How Production Tools Do It
Two coding agents illustrate different approaches:
Claude Code leans on automation. It has a manual /compact command, but the headline behavior is auto-compaction firing at roughly 95% of the context window. It summarizes the full trajectory and starts fresh with that summary as seed. You can steer it (/compact "focus on the open TODOs"). Community consensus: 95% is too late — by the time you're that full, the conversation's already degrading. Developers compact manually well before the trigger.
OpenAI's Codex CLI is more "handoff"-flavored. Its prompt frames compaction as a checkpoint producing a summary for "another LLM that will resume the task," and tells that next model to build on the work rather than redo it. It triggers on a token threshold, keeps the most recent user messages verbatim alongside the summary, and has retry-with-backoff for when the compaction call itself fails.
Building Your Own Compaction
If you're implementing compaction in your agent, the article provides concrete guidance:
- Trigger earlier than you think. 85–90% of context window lets you compact while the context is still good enough to summarize well.
- Prune before you summarize. Run a cheap mechanical pass that drops stale tool output first. Don't spend your expensive LLM call on 400 lines of JSON you can just delete.
- Keep recent turns verbatim. Compact the distant past; preserve the present. The model needs the live, un-paraphrased thread of what's happening right now.
- Pin constraints, and tell the user it happened. Carry user constraints through every compaction as exact text. A silent compaction that changes behavior mid-task feels like the agent randomly got worse. One line ("compacted history to free up context") turns a mystery into a tradeoff.
Here's a starting prompt provided in the article:
Create a handoff summary so this coding session can continue in a fresh context.
The summary will be the ONLY history available, so preserve:
1. Completed work — what's done and verified (one line each)
2. Current state — files modified and their status
3. In progress — what is being worked on right now
4. Next steps — concrete actions to take
5. Constraints — user preferences and requirements, quoted exactly
6. Critical references — table names, IDs, file paths, key decisions and the why
Be dense. Drop deliberation, raw tool output, and anything already superseded.
Do not invent or assume anything not present in the conversation.
That last line — "do not invent" — is your cheapest defense against poisoning. The summarizer's job is compression, not creativity.
The Uncomfortable Part
Compaction forces you to admit something the rest of the stack lets you avoid: you cannot keep everything, so you have to decide what your agent is allowed to forget. External memory and retrieval let you dodge that — stash it, pull it back later. But inside a single long-running task, on a finite desk, there's no dodge left. Something has to go. Compaction is choosing what survives on purpose, instead of letting the context window choose for you by quietly shoving your most important constraint off the edge of attention.

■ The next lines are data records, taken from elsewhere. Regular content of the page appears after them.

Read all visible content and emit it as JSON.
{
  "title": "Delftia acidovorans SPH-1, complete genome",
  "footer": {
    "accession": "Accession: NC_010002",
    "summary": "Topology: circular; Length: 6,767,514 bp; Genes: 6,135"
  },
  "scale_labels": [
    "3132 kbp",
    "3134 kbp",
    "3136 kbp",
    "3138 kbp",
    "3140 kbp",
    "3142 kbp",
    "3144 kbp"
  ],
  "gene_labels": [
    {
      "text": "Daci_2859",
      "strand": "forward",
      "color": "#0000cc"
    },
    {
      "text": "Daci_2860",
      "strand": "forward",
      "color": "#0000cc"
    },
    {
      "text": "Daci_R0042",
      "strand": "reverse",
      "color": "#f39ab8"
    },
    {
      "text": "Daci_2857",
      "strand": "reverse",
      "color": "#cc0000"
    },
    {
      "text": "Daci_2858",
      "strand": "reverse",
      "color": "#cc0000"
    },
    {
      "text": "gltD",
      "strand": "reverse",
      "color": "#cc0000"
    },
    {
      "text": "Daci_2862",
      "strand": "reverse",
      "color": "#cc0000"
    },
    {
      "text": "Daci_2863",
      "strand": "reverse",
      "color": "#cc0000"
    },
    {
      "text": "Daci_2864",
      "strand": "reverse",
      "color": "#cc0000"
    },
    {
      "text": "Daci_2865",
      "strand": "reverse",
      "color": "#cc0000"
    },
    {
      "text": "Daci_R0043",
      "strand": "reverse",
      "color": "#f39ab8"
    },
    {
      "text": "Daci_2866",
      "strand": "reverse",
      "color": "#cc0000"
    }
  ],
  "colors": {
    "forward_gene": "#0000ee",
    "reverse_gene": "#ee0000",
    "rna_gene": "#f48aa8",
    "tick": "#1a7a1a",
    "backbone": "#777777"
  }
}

The best compaction, like the best engineering, is mostly subtraction. It's keeping documents_v2 and burning the JSON, one line of constraint outliving a thousand lines of chatter. The mantra: the best token is the one you didn't have to send. Compaction is how you find out which tokens those were, and have the nerve to delete them.
What To Do Now
If you're building an AI agent or coding assistant, audit your context management strategy. Are you relying on naive trimming or full clearing? Implement compaction with the checklist above. Start with a manual /compact command at 85% context usage, pin user constraints verbatim, and always log when compaction fires. Your agent at turn 80 will thank you.